Turbocharger: Testing and Inspection

Turbocharger Check On The N54 Engine

1. Visual inspections
Visual inspections of all lines, hoses, connections and cables are intended to help locate obvious defects quickly.


2. Active diagnosis of the turbochargers
The active diagnosis is a DME function. The function runs within of a temperature window of 80 - 95 °C .
To decouple the two turbochargers, the connecting line (low pressure hose) between the two electropneumatic pressure converters (= EPDWs) must be disconnected (air-tight) by means of a special tool (see illustration). The function generates an artificial load. Only then is diagnosis in the charged mode possible. However, the engine generates a great amount of heat here, which is why the coolant pump and electric fan are activated. These components react sluggishly, which is why the function possibly aborts in the vicinity of the two limits. The function increases the speed to generate a load. Subsequently, the DME alternately activates the wastegates of the turbochargers. In the process, the courses of pressure are monitored by the pressure sensors. In accordance with the courses of pressure of the two decoupled turbochargers, the DME evaluates the behavior of the turbocharger system.
At the end of the function, a message regarding the status of the charge is displayed.
If the turbocharger system is judged to be "OK" and there is only a customer complaint, further troubleshooting is unnecessary.







3. Check the exhaust flap
The back pressure generated in the exhaust system means that the function of the exhaust flap affects the charge in various operating points. A permanently closed exhaust flap can lead to charge faults.
The exhaust flap is vacuum-controlled. A disconnected vacuum hose can draw in particles (dust, salt water, etc.) and deliver then up to the vacuum pump. This can damage the vacuum pump.

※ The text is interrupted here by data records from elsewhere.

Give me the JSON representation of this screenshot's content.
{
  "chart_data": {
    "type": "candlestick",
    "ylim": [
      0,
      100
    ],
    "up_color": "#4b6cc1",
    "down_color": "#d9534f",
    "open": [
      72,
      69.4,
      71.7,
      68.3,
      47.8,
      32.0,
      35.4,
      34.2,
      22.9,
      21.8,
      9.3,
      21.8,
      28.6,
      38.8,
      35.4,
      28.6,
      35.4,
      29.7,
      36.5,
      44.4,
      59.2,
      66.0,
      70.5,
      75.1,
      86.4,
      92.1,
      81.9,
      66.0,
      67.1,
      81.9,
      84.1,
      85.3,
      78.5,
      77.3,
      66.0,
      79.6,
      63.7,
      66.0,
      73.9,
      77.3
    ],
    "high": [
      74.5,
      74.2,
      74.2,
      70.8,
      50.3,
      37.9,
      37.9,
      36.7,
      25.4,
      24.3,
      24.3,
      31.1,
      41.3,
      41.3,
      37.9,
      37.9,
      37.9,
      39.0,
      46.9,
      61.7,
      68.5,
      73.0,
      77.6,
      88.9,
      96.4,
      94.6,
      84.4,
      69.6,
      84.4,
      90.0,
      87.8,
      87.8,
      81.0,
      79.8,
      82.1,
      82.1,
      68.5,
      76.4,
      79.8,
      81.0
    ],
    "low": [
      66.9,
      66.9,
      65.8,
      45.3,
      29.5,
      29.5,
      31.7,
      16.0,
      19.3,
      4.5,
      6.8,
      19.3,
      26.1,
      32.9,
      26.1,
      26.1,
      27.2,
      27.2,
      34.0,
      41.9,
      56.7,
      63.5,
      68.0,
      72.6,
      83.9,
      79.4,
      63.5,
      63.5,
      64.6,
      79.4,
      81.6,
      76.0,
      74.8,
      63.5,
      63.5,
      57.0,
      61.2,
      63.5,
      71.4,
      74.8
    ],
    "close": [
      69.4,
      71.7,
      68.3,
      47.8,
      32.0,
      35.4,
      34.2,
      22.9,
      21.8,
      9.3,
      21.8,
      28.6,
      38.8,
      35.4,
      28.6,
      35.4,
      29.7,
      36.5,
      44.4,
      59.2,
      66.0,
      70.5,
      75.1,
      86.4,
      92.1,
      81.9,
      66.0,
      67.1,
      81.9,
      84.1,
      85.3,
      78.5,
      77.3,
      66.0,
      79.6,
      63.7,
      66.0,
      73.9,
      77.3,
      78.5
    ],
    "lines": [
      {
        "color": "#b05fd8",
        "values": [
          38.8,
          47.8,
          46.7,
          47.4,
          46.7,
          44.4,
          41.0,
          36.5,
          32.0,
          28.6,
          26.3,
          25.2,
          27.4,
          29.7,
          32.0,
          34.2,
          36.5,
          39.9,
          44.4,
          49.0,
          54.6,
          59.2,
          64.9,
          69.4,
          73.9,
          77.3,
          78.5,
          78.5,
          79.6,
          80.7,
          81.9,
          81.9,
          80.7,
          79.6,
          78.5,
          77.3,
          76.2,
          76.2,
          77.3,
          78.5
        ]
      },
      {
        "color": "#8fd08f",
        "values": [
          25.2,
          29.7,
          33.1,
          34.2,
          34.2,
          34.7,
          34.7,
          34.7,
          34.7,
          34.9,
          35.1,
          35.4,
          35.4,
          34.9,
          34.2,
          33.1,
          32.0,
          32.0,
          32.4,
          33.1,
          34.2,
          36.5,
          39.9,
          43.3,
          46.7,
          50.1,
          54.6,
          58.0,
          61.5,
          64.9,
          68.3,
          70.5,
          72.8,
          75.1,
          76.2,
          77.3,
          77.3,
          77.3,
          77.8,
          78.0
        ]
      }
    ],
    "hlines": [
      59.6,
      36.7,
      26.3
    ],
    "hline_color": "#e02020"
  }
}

4. Check the electropneumatic pressure converters (= EPDW)
The electropneumatic pressure converters are activated individual in such a way that -450 hPa is fed to the wastegates. Some of the adjustment of the wastegates can be observed from above, but it is better to observe from below (underbody panelling removed).
During activation, if necessary, the partial vacuum can be checked using a pressure gauge. If the vacuum hose is disconnected, there will be a delay in the vacuum build-up.

5. Check the intake system for leak-tightness with the diagnosis device
To find leaks, be sure to use diagnosis device 81 29 0 426 464. In this context, consult repair instruction RA 11 61 730. The seal plugs must close off the intake system and make it air-tight. - Small leaks can be found because of hissing noises. - As a rule, larger leaks are visible or the pressure cannot be built up with the diagnosis device.

6. Check the wastegate and blow off valve
If a wastegate or blow off valve does not close, i.e. jams open, it is usually not possible to build up adequate charge-air pressure. Wastegates that jam closed might generate overload fault; blow off valves might produce noises (vibrating).
The wastegates are closed by partial vacuum. -300 hPa must be sufficient for this. If the wastegates are only closed at lower pressures, they are difficult to move. With further wear, the flaps no longer close completely or jam in their seats.
The blow off valves are force-opened by partial vacuum from the intake pipe after the throttle valve.

7. Check the catalytic converter and turbo module
Catalytic converters can influence the charge due to changed exhaust-gas back-pressure. As a rule, this can be seen by traces of melting or burns in the honeycomb structure. Smeared colors on the outside of the catalytic converter can also indicate damage of this nature.
As a rule, damage to the turbocharger is visible, e.g. broken turbine wheel, jamming turbine wheel shaft or oil spillage. In the case of oil spillage, the catalytic converter must be checked for consequential damage without fail.